Юрий Мефодьевич уже утратил всякую надежду сыграть роль, которую впоследствии назовёт главной в своей жизни. «Мы с капитаном Кольцовым, — признавался Юрий Мефодьевич автору этих строк, — больше полувека идем по жизни, можно сказать, рука об руку. И в кино, и в театре у меня впоследствии было немало интересных и, признаюсь, профессионально гораздо более сложных и важных для меня, как для артиста, ролей, но для нескольких поколений зрителей я, наверное, навсегда останусь адъютантом его превосходительства. во время первого показа папина сестра, тётя Катя, когда дошло до сцены ареста, закричала на всю квартиру: «Люди добрые, что же это делается, Юрку нашего арестовали!». У наших людей с кино складывались какие-то совершенно особые отношения. Мне ведь до сих пор письма пишут! Дома их целый чемодан на антресолях, и еще парочка на даче. И даже в театре моим помощникам пришлось для них отдельный ящик завести».

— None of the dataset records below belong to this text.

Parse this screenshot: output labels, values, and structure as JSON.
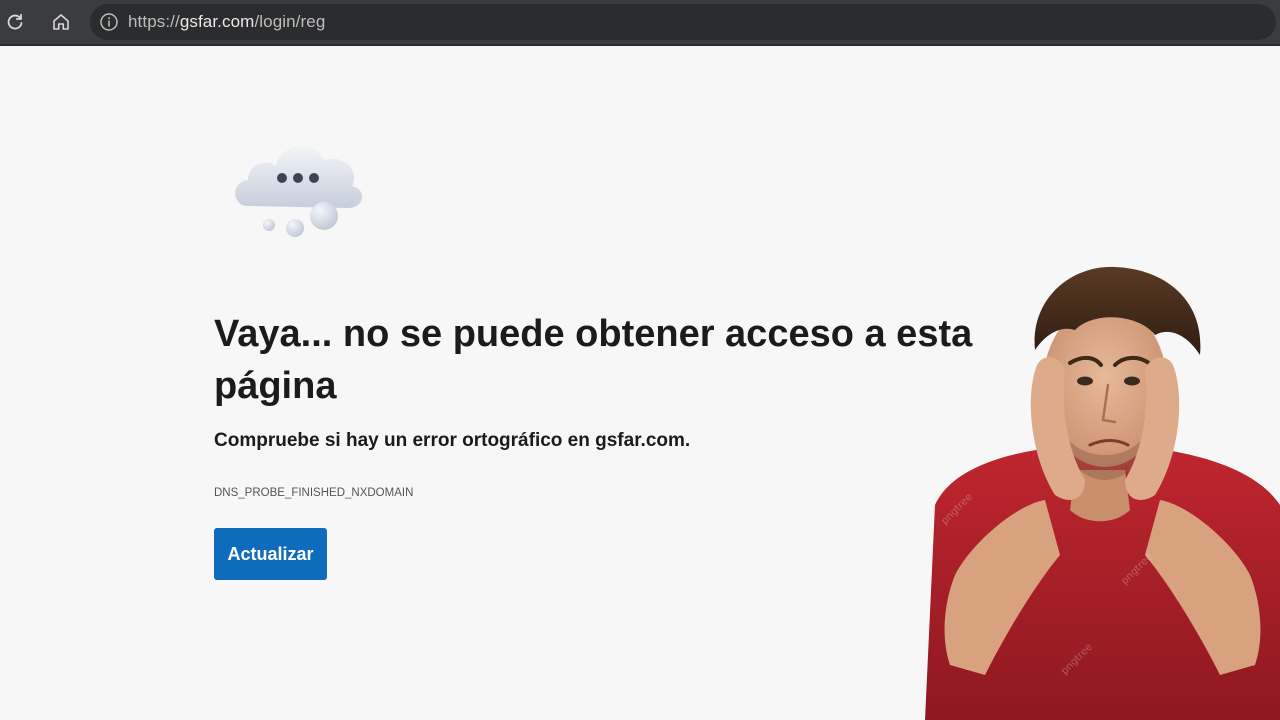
{
  "browser": {
    "toolbar": {
      "reload_icon": "reload-icon",
      "home_icon": "home-icon"
    },
    "address_bar": {
      "info_icon": "info-icon",
      "scheme": "https://",
      "host": "gsfar.com",
      "path": "/login/reg"
    }
  },
  "error_page": {
    "illustration": "cloud-thinking-icon",
    "title": "Vaya... no se puede obtener acceso a esta página",
    "description": "Compruebe si hay un error ortográfico en gsfar.com.",
    "code": "DNS_PROBE_FINISHED_NXDOMAIN",
    "refresh_label": "Actualizar"
  },
  "overlay": {
    "photo": "frustrated-man-illustration",
    "watermark": "pngtree"
  },
  "colors": {
    "toolbar_bg": "#3b3c3f",
    "address_bar_bg": "#2b2c2e",
    "page_bg": "#f7f7f7",
    "button_accent": "#0f6cbd",
    "shirt": "#b3202b"
  }
}
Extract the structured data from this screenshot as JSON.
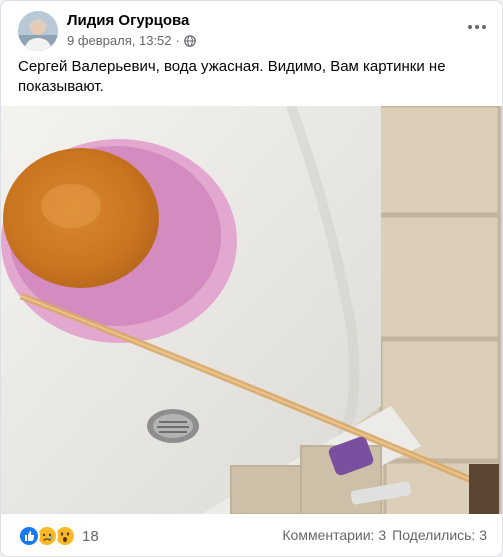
{
  "post": {
    "author": "Лидия Огурцова",
    "date": "9 февраля, 13:52",
    "separator": "·",
    "text": "Сергей Валерьевич, вода ужасная. Видимо, Вам картинки не показывают.",
    "audience_icon": "globe-icon"
  },
  "footer": {
    "reaction_icons": [
      "like-icon",
      "sad-icon",
      "wow-icon"
    ],
    "reaction_count": "18",
    "comments": "Комментарии: 3",
    "shares": "Поделились: 3"
  },
  "colors": {
    "like": "#1877f2",
    "emoji": "#f7b928",
    "secondary_text": "#65676b"
  }
}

Худсовет пересматривать своё решение не собирался, и Евгению Ивановичу, человеку достаточно мягкому, пришлось проявить характер. «Как Евгений Иванович Кольцова во мне разглядел — до сих пор удивляюсь, — улыбался Соломин. — Интуиция у него была потрясающая. Без этого качества в режиссуре, как мне кажется, делать вообще нечего. Он пытался объяснить им, что в разведчике в первую очередь важны не мускулы — он не собирался снимать боевик с погонями и трюками — а интеллект, воля, целеустремленность, умение логически мыслить и принимать решения. Но стереотип был очень прочным. Я и сам прекрасно понимал, что на супермена никак не тяну. И даже не особо этому обстоятельству огорчался, поскольку боялся, что в театре меня не отпустят. Раньше ведь с этим строго было. Одно дело короткий эпизод, который можно снять за несколько дней, и совсем другое — главная роль в пятисерийной картине». В итоге Ташков начал съёмки на свой страх и риск — когда будет первый материал на пересъёмку времени уже не будет.

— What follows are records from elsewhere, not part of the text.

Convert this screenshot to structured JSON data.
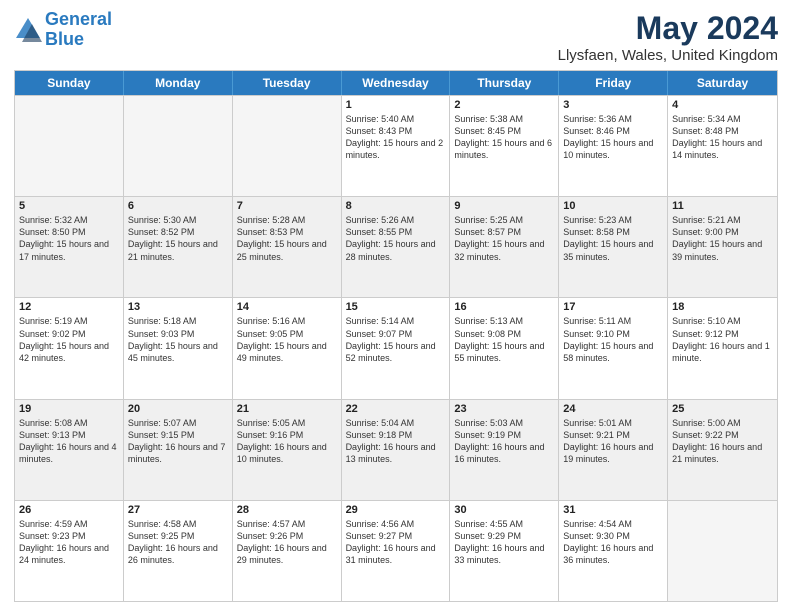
{
  "header": {
    "logo_line1": "General",
    "logo_line2": "Blue",
    "month": "May 2024",
    "location": "Llysfaen, Wales, United Kingdom"
  },
  "weekdays": [
    "Sunday",
    "Monday",
    "Tuesday",
    "Wednesday",
    "Thursday",
    "Friday",
    "Saturday"
  ],
  "rows": [
    [
      {
        "day": "",
        "info": "",
        "empty": true
      },
      {
        "day": "",
        "info": "",
        "empty": true
      },
      {
        "day": "",
        "info": "",
        "empty": true
      },
      {
        "day": "1",
        "info": "Sunrise: 5:40 AM\nSunset: 8:43 PM\nDaylight: 15 hours and 2 minutes.",
        "empty": false
      },
      {
        "day": "2",
        "info": "Sunrise: 5:38 AM\nSunset: 8:45 PM\nDaylight: 15 hours and 6 minutes.",
        "empty": false
      },
      {
        "day": "3",
        "info": "Sunrise: 5:36 AM\nSunset: 8:46 PM\nDaylight: 15 hours and 10 minutes.",
        "empty": false
      },
      {
        "day": "4",
        "info": "Sunrise: 5:34 AM\nSunset: 8:48 PM\nDaylight: 15 hours and 14 minutes.",
        "empty": false
      }
    ],
    [
      {
        "day": "5",
        "info": "Sunrise: 5:32 AM\nSunset: 8:50 PM\nDaylight: 15 hours and 17 minutes.",
        "empty": false
      },
      {
        "day": "6",
        "info": "Sunrise: 5:30 AM\nSunset: 8:52 PM\nDaylight: 15 hours and 21 minutes.",
        "empty": false
      },
      {
        "day": "7",
        "info": "Sunrise: 5:28 AM\nSunset: 8:53 PM\nDaylight: 15 hours and 25 minutes.",
        "empty": false
      },
      {
        "day": "8",
        "info": "Sunrise: 5:26 AM\nSunset: 8:55 PM\nDaylight: 15 hours and 28 minutes.",
        "empty": false
      },
      {
        "day": "9",
        "info": "Sunrise: 5:25 AM\nSunset: 8:57 PM\nDaylight: 15 hours and 32 minutes.",
        "empty": false
      },
      {
        "day": "10",
        "info": "Sunrise: 5:23 AM\nSunset: 8:58 PM\nDaylight: 15 hours and 35 minutes.",
        "empty": false
      },
      {
        "day": "11",
        "info": "Sunrise: 5:21 AM\nSunset: 9:00 PM\nDaylight: 15 hours and 39 minutes.",
        "empty": false
      }
    ],
    [
      {
        "day": "12",
        "info": "Sunrise: 5:19 AM\nSunset: 9:02 PM\nDaylight: 15 hours and 42 minutes.",
        "empty": false
      },
      {
        "day": "13",
        "info": "Sunrise: 5:18 AM\nSunset: 9:03 PM\nDaylight: 15 hours and 45 minutes.",
        "empty": false
      },
      {
        "day": "14",
        "info": "Sunrise: 5:16 AM\nSunset: 9:05 PM\nDaylight: 15 hours and 49 minutes.",
        "empty": false
      },
      {
        "day": "15",
        "info": "Sunrise: 5:14 AM\nSunset: 9:07 PM\nDaylight: 15 hours and 52 minutes.",
        "empty": false
      },
      {
        "day": "16",
        "info": "Sunrise: 5:13 AM\nSunset: 9:08 PM\nDaylight: 15 hours and 55 minutes.",
        "empty": false
      },
      {
        "day": "17",
        "info": "Sunrise: 5:11 AM\nSunset: 9:10 PM\nDaylight: 15 hours and 58 minutes.",
        "empty": false
      },
      {
        "day": "18",
        "info": "Sunrise: 5:10 AM\nSunset: 9:12 PM\nDaylight: 16 hours and 1 minute.",
        "empty": false
      }
    ],
    [
      {
        "day": "19",
        "info": "Sunrise: 5:08 AM\nSunset: 9:13 PM\nDaylight: 16 hours and 4 minutes.",
        "empty": false
      },
      {
        "day": "20",
        "info": "Sunrise: 5:07 AM\nSunset: 9:15 PM\nDaylight: 16 hours and 7 minutes.",
        "empty": false
      },
      {
        "day": "21",
        "info": "Sunrise: 5:05 AM\nSunset: 9:16 PM\nDaylight: 16 hours and 10 minutes.",
        "empty": false
      },
      {
        "day": "22",
        "info": "Sunrise: 5:04 AM\nSunset: 9:18 PM\nDaylight: 16 hours and 13 minutes.",
        "empty": false
      },
      {
        "day": "23",
        "info": "Sunrise: 5:03 AM\nSunset: 9:19 PM\nDaylight: 16 hours and 16 minutes.",
        "empty": false
      },
      {
        "day": "24",
        "info": "Sunrise: 5:01 AM\nSunset: 9:21 PM\nDaylight: 16 hours and 19 minutes.",
        "empty": false
      },
      {
        "day": "25",
        "info": "Sunrise: 5:00 AM\nSunset: 9:22 PM\nDaylight: 16 hours and 21 minutes.",
        "empty": false
      }
    ],
    [
      {
        "day": "26",
        "info": "Sunrise: 4:59 AM\nSunset: 9:23 PM\nDaylight: 16 hours and 24 minutes.",
        "empty": false
      },
      {
        "day": "27",
        "info": "Sunrise: 4:58 AM\nSunset: 9:25 PM\nDaylight: 16 hours and 26 minutes.",
        "empty": false
      },
      {
        "day": "28",
        "info": "Sunrise: 4:57 AM\nSunset: 9:26 PM\nDaylight: 16 hours and 29 minutes.",
        "empty": false
      },
      {
        "day": "29",
        "info": "Sunrise: 4:56 AM\nSunset: 9:27 PM\nDaylight: 16 hours and 31 minutes.",
        "empty": false
      },
      {
        "day": "30",
        "info": "Sunrise: 4:55 AM\nSunset: 9:29 PM\nDaylight: 16 hours and 33 minutes.",
        "empty": false
      },
      {
        "day": "31",
        "info": "Sunrise: 4:54 AM\nSunset: 9:30 PM\nDaylight: 16 hours and 36 minutes.",
        "empty": false
      },
      {
        "day": "",
        "info": "",
        "empty": true
      }
    ]
  ]
}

«Переназначение» Соломина было не единственной «рокировкой» в картине. Виктор Павлов изначально должен был играть красноармейца Сиротина, судьба же распорядилась, чтобы он стал Мироном Осадчим. Актёр, назначенный на эту роль, не смог приехать на репетицию ключевой для образа сцены — объяснения с Оксаной. И Ташков попросил Павлова подыграть Людмиле Чурсиной, а тот провел сцену на таком нерве, что у всех, кто был на площадке — от гримёров до осветителей — в глазах стояли слёзы. После этого никого другого в роли Осадчего режиссёр видеть уже не хотел. И оказался прав, ведь на зрителей Мирон тоже произвел неизгладимое впечатление — артиста долгое время чуть ли не отождествляли с его персонажем. Сам Павлов вспоминал, что вскоре после премьер, однажды в магазине попытался осадить девушку, норовившую пролезть без очереди впереди пожилой женщины, и девица, в ответ на его более чем вежливый упрек, выпалила: «Вот вы и в жизни такое же гад, как в кино!»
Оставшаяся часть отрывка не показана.